Fin de la descente. Schoelcher. La petite rivière, pour une dernière traversée les pieds dans l’eau, et la route. On en connaît les moindres rugosités, ce sont nos parcours d’entraînement depuis 8 ans. Je connais enfin la joie d’y être avec le dossard du Tchimbé accroché à la taille. On ne court pas, on profite du moment avec une autre bande de coureurs qui en termine avec le 103 km, groupés, heureux. Dix minutes de marche pour monter à la petite église, enfin au milieu du village, puis la descente vers la passerelle métallique de l’anse Madame. Et l’arche. Avec elle. Avec Claude qui immortalise ce moment. Avec Seb. Avec Sandrine, la mère de Soso, toujours friande de ces moments d’ultra. Avec les amis, ensuite, et Jordan, toujours grand seigneur. On a fait le Tchimbé Raid.

Malédiction brisée

 Voila, j’ai enfin cette breloque qui manquait à mon palmarès. J’ai réussi à remettre le dossard maudit après non pas un mais deux échecs. Une vraie satisfaction personnelle comme seul l’ultra peut nous en offrir.

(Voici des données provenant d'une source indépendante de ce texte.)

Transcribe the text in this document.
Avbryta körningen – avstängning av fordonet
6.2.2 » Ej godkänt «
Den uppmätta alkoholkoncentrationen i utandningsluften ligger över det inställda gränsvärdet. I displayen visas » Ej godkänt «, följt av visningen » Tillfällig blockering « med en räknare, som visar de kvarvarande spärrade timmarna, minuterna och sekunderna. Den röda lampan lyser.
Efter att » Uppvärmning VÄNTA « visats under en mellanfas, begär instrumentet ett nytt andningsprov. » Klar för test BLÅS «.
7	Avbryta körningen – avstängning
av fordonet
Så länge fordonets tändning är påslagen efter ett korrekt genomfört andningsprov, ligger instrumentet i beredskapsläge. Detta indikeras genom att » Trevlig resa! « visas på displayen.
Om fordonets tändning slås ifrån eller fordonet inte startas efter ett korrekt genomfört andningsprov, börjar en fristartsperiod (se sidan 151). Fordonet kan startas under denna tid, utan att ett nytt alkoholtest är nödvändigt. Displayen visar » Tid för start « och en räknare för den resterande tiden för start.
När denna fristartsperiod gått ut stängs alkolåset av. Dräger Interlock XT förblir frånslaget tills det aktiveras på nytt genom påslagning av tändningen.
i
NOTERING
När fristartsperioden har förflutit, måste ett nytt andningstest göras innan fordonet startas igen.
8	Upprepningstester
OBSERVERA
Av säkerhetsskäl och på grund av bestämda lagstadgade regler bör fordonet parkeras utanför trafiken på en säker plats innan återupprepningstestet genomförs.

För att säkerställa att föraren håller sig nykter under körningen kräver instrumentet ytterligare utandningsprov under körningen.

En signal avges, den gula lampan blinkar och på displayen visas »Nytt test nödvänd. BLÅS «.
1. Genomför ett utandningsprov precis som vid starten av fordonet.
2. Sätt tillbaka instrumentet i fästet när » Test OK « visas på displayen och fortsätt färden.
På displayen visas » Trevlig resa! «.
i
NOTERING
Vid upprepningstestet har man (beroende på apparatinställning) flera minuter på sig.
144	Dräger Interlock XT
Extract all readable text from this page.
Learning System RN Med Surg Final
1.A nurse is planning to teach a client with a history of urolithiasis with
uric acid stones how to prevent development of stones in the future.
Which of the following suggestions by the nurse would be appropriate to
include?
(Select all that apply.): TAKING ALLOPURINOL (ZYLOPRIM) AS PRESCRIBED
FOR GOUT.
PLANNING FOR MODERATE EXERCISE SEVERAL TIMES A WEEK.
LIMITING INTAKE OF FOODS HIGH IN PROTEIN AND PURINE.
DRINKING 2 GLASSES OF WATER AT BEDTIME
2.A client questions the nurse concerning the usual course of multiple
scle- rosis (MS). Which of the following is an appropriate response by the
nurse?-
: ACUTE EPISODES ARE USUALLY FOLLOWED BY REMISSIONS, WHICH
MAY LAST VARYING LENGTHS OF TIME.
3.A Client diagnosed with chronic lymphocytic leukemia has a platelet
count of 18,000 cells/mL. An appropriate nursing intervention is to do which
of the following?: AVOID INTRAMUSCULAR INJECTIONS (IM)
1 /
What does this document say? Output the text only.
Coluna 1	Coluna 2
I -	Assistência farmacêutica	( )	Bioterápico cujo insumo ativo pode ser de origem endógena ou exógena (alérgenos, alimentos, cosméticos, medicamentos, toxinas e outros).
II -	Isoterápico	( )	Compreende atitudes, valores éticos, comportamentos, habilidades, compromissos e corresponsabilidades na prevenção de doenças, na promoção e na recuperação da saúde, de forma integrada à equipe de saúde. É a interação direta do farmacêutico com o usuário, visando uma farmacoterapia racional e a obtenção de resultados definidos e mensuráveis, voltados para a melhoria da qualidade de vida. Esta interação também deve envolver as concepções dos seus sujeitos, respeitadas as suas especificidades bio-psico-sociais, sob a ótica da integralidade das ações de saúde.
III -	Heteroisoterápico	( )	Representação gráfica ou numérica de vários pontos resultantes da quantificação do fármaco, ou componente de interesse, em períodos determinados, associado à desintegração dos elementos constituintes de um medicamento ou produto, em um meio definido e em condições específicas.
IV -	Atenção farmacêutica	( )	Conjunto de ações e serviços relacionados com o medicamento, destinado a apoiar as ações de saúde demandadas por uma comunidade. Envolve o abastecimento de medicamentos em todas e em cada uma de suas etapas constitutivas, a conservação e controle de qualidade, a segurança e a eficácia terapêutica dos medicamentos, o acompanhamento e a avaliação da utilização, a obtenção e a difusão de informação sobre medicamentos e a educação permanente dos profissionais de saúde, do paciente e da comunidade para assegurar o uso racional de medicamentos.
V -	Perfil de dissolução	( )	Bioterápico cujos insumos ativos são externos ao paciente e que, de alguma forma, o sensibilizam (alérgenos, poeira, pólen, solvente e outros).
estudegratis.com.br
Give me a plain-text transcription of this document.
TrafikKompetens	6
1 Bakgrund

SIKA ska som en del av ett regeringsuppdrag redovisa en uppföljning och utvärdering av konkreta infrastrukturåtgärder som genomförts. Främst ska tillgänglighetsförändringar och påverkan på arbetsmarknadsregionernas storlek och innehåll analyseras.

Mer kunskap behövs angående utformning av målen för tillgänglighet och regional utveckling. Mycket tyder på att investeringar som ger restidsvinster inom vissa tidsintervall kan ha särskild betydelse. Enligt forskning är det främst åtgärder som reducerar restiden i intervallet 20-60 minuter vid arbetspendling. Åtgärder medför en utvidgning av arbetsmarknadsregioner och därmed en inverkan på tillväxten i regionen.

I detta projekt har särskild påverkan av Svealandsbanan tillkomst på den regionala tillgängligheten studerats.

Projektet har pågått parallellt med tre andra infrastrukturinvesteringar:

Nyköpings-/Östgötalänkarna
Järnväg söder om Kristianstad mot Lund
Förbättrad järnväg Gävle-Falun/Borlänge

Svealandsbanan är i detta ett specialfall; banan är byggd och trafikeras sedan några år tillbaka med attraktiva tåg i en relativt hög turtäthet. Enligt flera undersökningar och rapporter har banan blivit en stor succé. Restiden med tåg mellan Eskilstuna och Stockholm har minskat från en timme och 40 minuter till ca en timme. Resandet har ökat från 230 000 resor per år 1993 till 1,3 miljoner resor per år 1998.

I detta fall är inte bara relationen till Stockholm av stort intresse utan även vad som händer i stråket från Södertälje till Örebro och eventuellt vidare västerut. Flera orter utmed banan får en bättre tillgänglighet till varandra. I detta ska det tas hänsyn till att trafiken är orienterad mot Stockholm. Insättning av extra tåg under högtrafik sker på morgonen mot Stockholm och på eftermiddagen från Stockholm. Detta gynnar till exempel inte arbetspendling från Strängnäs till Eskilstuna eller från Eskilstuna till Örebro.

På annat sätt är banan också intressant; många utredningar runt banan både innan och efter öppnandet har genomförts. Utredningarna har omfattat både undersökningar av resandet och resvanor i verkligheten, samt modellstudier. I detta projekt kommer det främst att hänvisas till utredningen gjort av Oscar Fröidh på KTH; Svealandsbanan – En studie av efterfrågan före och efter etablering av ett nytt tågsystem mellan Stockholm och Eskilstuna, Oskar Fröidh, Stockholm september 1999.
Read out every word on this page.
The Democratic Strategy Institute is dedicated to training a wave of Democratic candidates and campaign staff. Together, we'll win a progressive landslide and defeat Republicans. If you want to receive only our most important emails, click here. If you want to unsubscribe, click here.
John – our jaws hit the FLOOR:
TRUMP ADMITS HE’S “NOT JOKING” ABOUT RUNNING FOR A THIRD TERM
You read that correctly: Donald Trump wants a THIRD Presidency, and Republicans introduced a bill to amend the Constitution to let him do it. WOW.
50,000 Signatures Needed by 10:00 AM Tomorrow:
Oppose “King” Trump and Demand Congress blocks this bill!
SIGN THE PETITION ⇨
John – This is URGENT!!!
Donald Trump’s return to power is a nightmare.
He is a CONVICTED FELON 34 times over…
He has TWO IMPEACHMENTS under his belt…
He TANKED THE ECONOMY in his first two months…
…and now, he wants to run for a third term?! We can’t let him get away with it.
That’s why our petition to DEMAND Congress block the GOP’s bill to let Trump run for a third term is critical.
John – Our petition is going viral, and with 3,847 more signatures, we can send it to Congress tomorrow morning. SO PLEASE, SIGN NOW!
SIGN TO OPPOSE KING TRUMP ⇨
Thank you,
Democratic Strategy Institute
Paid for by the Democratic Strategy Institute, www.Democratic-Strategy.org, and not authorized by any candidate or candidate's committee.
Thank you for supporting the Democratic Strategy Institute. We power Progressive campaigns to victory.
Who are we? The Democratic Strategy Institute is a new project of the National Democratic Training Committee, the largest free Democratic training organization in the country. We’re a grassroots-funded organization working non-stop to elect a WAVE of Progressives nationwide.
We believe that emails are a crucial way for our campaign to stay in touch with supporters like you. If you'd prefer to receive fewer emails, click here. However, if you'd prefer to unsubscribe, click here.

Mais une vraie réflexion malgré tout sur l’envie de continuer ici, à la Martinique, dans l’avenir proche. Passer un ultratrail sans plaisir, sans envie c’est déjà difficile, alors deux…il est sûrement temps de faire un break avec la jungle. Temps, comme pour l’UTHC l’année dernière, de courir sous d’autres latitudes pour continuer à donner du sens à ma pratique. Et comme Solène est plutôt d’accord…Rendez-vous est déjà pris, au Quebec une nouvelle fois, mi-septembre, pour la première édition du Forillon Ultra trail, en Gaspésie, sur un format 100 miles nouveau pour nous. Hâte d’y être. C’est l’aventure. C’est l’ultra.